Radicchio schmeckt mit Früchten nicht so bitter

20.09.2019
Optisch ist der Radicchio im Salat ein echtes Highlight. Doch nicht alle mögen den oftmals bitteren Geschmack. Wie geht man damit am besten um?
Radicchio ist violett und schmeckt etwas bitter. Aber er ist gesund, unter anderem weil er die Verdauung anregt. Foto: Florian Schuh/dpa-tmn
Radicchio ist violett und schmeckt etwas bitter. Aber er ist gesund, unter anderem weil er die Verdauung anregt. Foto: Florian Schuh/dpa-tmn

Bonn (dpa/tmn) - Durch seine violette Farbe sticht er meist aus jedem Salat heraus. Doch der Radicchio ist nicht jedermanns Sache. Denn er schmeckt bitter.

Durch das Zusammenspiel mit Früchten kann einem Radicchio-Salat die Bitterkeit allerdings genommen werden, rät der Provinzialverband Rheinischer Obst- und Gemüsebauer. In seiner Heimat Italien ist Radicchio auch gedünstet oder im Risotto beliebt.

Eingeschlagen in ein feuchtes Tuch hält sich der Kopf einige Tage im Kühlschrank.
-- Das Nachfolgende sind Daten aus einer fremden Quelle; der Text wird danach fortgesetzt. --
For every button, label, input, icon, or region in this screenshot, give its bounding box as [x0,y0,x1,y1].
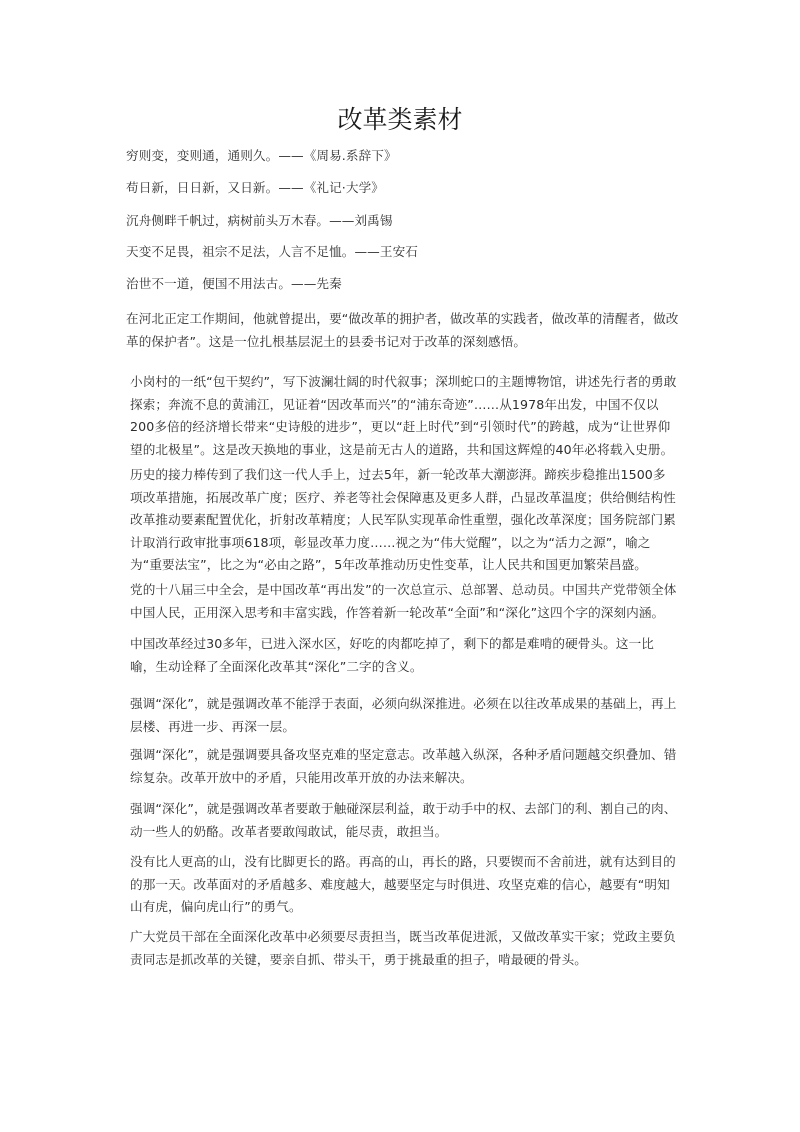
paragraph-deepen-3: 强调“深化”，就是强调改革者要敢于触碰深层利益，敢于动手中的权、去部门的利、割自己的肉、动一些人的奶酪。改革者要敢闯敢试，能尽责，敢担当。 [130,801,677,839]
paragraph-zhengding: 在河北正定工作期间，他就曾提出，要“做改革的拥护者，做改革的实践者，做改革的清醒者，做改革的保护者”。这是一位扎根基层泥土的县委书记对于改革的深刻感悟。 [126,311,679,349]
paragraph-relay-baton: 历史的接力棒传到了我们这一代人手上，过去5年，新一轮改革大潮澎湃。蹄疾步稳推出1500多项改革措施，拓展改革广度；医疗、养老等社会保障惠及更多人群，凸显改革温度；供给侧结构性改革推动要素配置优化，折射改革精度；人民军队实现革命性重塑，强化改革深度；国务院部门累计取消行政审批事项618项，彰显改革力度……视之为“伟大觉醒”，以之为“活力之源”，喻之为“重要法宝”，比之为“必由之路”，5年改革推动历史性变革，让人民共和国更加繁荣昌盛。 [130,467,676,572]
paragraph-xiaogang: 小岗村的一纸“包干契约”，写下波澜壮阔的时代叙事；深圳蛇口的主题博物馆，讲述先行者的勇敢探索；奔流不息的黄浦江，见证着“因改革而兴”的“浦东奇迹”……从1978年出发，中国不仅以200多倍的经济增长带来“史诗般的进步”，更以“赶上时代”到“引领时代”的跨越，成为“让世界仰望的北极星”。这是改天换地的事业，这是前无古人的道路，共和国这辉煌的40年必将载入史册。 [130,374,677,457]
document-title: 改革类素材 [337,105,463,134]
paragraph-deep-water: 中国改革经过30多年，已进入深水区，好吃的肉都吃掉了，剩下的都是难啃的硬骨头。这一比喻，生动诠释了全面深化改革其“深化”二字的含义。 [130,636,654,674]
quote-4: 天变不足畏，祖宗不足法，人言不足恤。——王安石 [126,244,418,259]
paragraph-third-plenum: 党的十八届三中全会，是中国改革“再出发”的一次总宣示、总部署、总动员。中国共产党带领全体中国人民，正用深入思考和丰富实践，作答着新一轮改革“全面”和“深化”这四个字的深刻内涵。 [130,582,677,620]
paragraph-mountain: 没有比人更高的山，没有比脚更长的路。再高的山，再长的路，只要锲而不舍前进，就有达到目的的那一天。改革面对的矛盾越多、难度越大，越要坚定与时俱进、攻坚克难的信心，越要有“明知山有虎，偏向虎山行”的勇气。 [130,854,676,914]
quote-5: 治世不一道，便国不用法古。——先秦 [126,276,342,291]
paragraph-deepen-1: 强调“深化”，就是强调改革不能浮于表面，必须向纵深推进。必须在以往改革成果的基础上，再上层楼、再进一步、再深一层。 [130,696,677,734]
quote-2: 苟日新，日日新，又日新。——《礼记·大学》 [126,180,384,195]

Man könne immer nur so viele Blätter vom Kopf lösen, wie man gerade benötigt. So reichen die sehr festen Köpfe oft für eine Reihe von Salatmahlzeiten.

Dass das Gemüse leicht bitter schmeckt, liegt am Intybin. Der Bitterstoff regt die Produktion von Gallenflüssigkeit und die Verdauung an - genau wie Chicorée, einem Verwandten des Radicchios.